IL VIAGGIO DI ECUBA al Teatro Elicantropo di Napoli
“Questa è l’unica epoca in cui i figli stanno peggio dei padri” generazione mille euro
“Scoprendo che il dolore non era la destinazione vera. Che tutto è folle ormai ma in questo sogno qui noi non moriamo più e non moriremo mai” Afterhours
“Ma n’albero senza sta terra dimm ch frutti che dà” Tarall&Wine
È un freddo venerdì sera, siamo nel cuore di Napoli, al Teatro Elicantropo, seconda fila, una posizione rassicurante ma non troppo, abbastanza vicino da guardare negli occhi la disperazione di una madre.
Si spengono le luci e il buio ci circonda, ci avvolge, ci accompagna. Il buio, non lo sappiamo ancora ma ci darà il tempo di quello che accade, come un regista silente dirigerà e condurrà la partita. Una musica, che ha dentro di se tutte le musiche del mondo, ci porterà tra le strade della mia città, ma potrebbe essere una qualunque metropoli, attraversando mari e terre desolate, pianure e montagne, confini e non confini.
Una madre vestita di rosso, una madonna con bambino e una barbona con il suo carrello, tutte in un’unica donna, saranno la nostra protagonista. La sua vita in una piccola gabbia a quattro ruote, giovani da accudire , gelsomini da innaffiare e storie da raccontare. Questa donna che abbiamo incontrato tante volte per le nostre strade, ma potrebbero essere le strade di una qualunque metropoli, sarà la nostra folle regina, solitaria nei suoi deliri, tra improvvise risate miste a lamenti,mai veramente sola perché accompagnata da personaggi muti, bambole di pezza direttamente dal nostro passato, come figli a ricordarci sempre chi siamo e da dove veniamo.
IL VIAGGIO DI ECUBA , di Gianni Guerdigli e con l’attenta regia di Francesco Branchetti, non racconta di vendette e tragedie, non racconta una storia dall’inizio alla fine né ci porta lontano, perché la Grecia di Euripide non è mai stata così attuale.
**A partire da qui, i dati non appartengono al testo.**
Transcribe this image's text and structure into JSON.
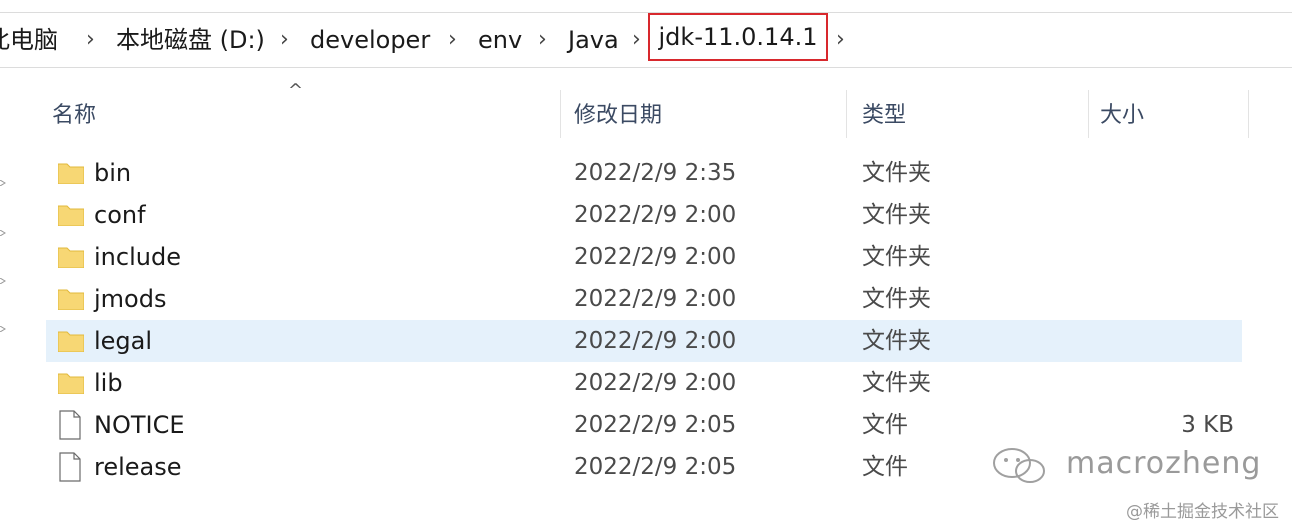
{
  "breadcrumb": {
    "items": [
      "此电脑",
      "本地磁盘 (D:)",
      "developer",
      "env",
      "Java"
    ],
    "current": "jdk-11.0.14.1",
    "separator": "›"
  },
  "columns": {
    "name": "名称",
    "modified": "修改日期",
    "type": "类型",
    "size": "大小"
  },
  "files": [
    {
      "name": "bin",
      "modified": "2022/2/9 2:35",
      "type": "文件夹",
      "size": "",
      "kind": "folder"
    },
    {
      "name": "conf",
      "modified": "2022/2/9 2:00",
      "type": "文件夹",
      "size": "",
      "kind": "folder"
    },
    {
      "name": "include",
      "modified": "2022/2/9 2:00",
      "type": "文件夹",
      "size": "",
      "kind": "folder"
    },
    {
      "name": "jmods",
      "modified": "2022/2/9 2:00",
      "type": "文件夹",
      "size": "",
      "kind": "folder"
    },
    {
      "name": "legal",
      "modified": "2022/2/9 2:00",
      "type": "文件夹",
      "size": "",
      "kind": "folder",
      "selected": true
    },
    {
      "name": "lib",
      "modified": "2022/2/9 2:00",
      "type": "文件夹",
      "size": "",
      "kind": "folder"
    },
    {
      "name": "NOTICE",
      "modified": "2022/2/9 2:05",
      "type": "文件",
      "size": "3 KB",
      "kind": "file"
    },
    {
      "name": "release",
      "modified": "2022/2/9 2:05",
      "type": "文件",
      "size": "",
      "kind": "file"
    }
  ],
  "watermark": {
    "text": "macrozheng",
    "site": "@稀土掘金技术社区"
  },
  "colors": {
    "highlight_border": "#d8282d",
    "selected_row": "#e5f1fb",
    "folder": "#f7d774"
  }
}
Quello di Ecuba è un affresco fatto di pennellate veloci, schizzi di colore e rulli improvvisi di tamburi, come dei flash, delle sensazioni, pezzi di puzzle buttati li quasi a caso che non vanno a formare un quadro completo, finito, sistemato e rassicurante. Sono frammenti sparsi dove però riconosciamo ogni dettaglio, ogni colore, tutti i fondi e tutti i bordi della storia, uniti e divisi sulla scena di questo teatro nel cuore di Napoli.
Pastello ispirato al testo teatrale IL VIAGGIO DI ECUBA dell’artista napoletano Antonio Conte
Sappiamo di cosa stiamo parlando, perché lo viviamo tutti i giorni sulla nostra pelle, davanti ai nostri occhi , in televisione e per strada, quella stessa strada dove sembra vivere questa Ecuba contemporanea, dove abbiamo visto tante volte tante persone trascinare i loro bagagli, i loro frammenti di vita . Conosciamo Ecuba perché è la madre dei ragazzi fuori ai nostri negozi, ai semafori dei nostri incroci; è la madre dei bambini che arrivano senza sangue sulle nostre spiagge. Ecuba è la madre dei nostri amici costretti da crisi e situazioni precarie a lasciare le nostre città, la nostra patria in cerca di fortuna altrove. È negli occhi delle madri che aspettano, in quelli dei padri che ricaricano carte e mandano soldi. Ecuba sono le donne che puliscono le nostre case per dare un futuro ai figli lasciati. Ogni volta che ci sentiamo senza patria e senza origine, fuori dalla nostra città costretti per un futuro migliore, cittadini del mondo senza apparenti radici siamo Ecuba . Eppure questa madre disperata ci porta ad amare. Tutto si può fare, la follia porta all’amore e l’amore alla follia, non importa. Quando però capiamo che siamo tutti esuli senza casa nello straniero possiamo vedere noi stessi e i nostri figli possono diventare figli di tutti e il futuro una questione comune. Possiamo ancora innaffiare tutti insieme le nostre radici.
All’improvviso si spengono le luci, il buio ancora una volta ci avvolge e ci travolge. La musica di Pino Cangialosi ci accompagna. Isabella Giannone va e viene in un oceano di applausi, infiniti. Le luci si accendono e noi siamo fuori dal teatro. Non più in Grecia, non più in riva al mare. Di nuovo tra le strade di Napoli nel cuore della città, ma potrebbe essere una qualunque metropoli, stranieri tra stranieri. cittadini tra i cittadini, figli tra i figli. Con un sorriso in più.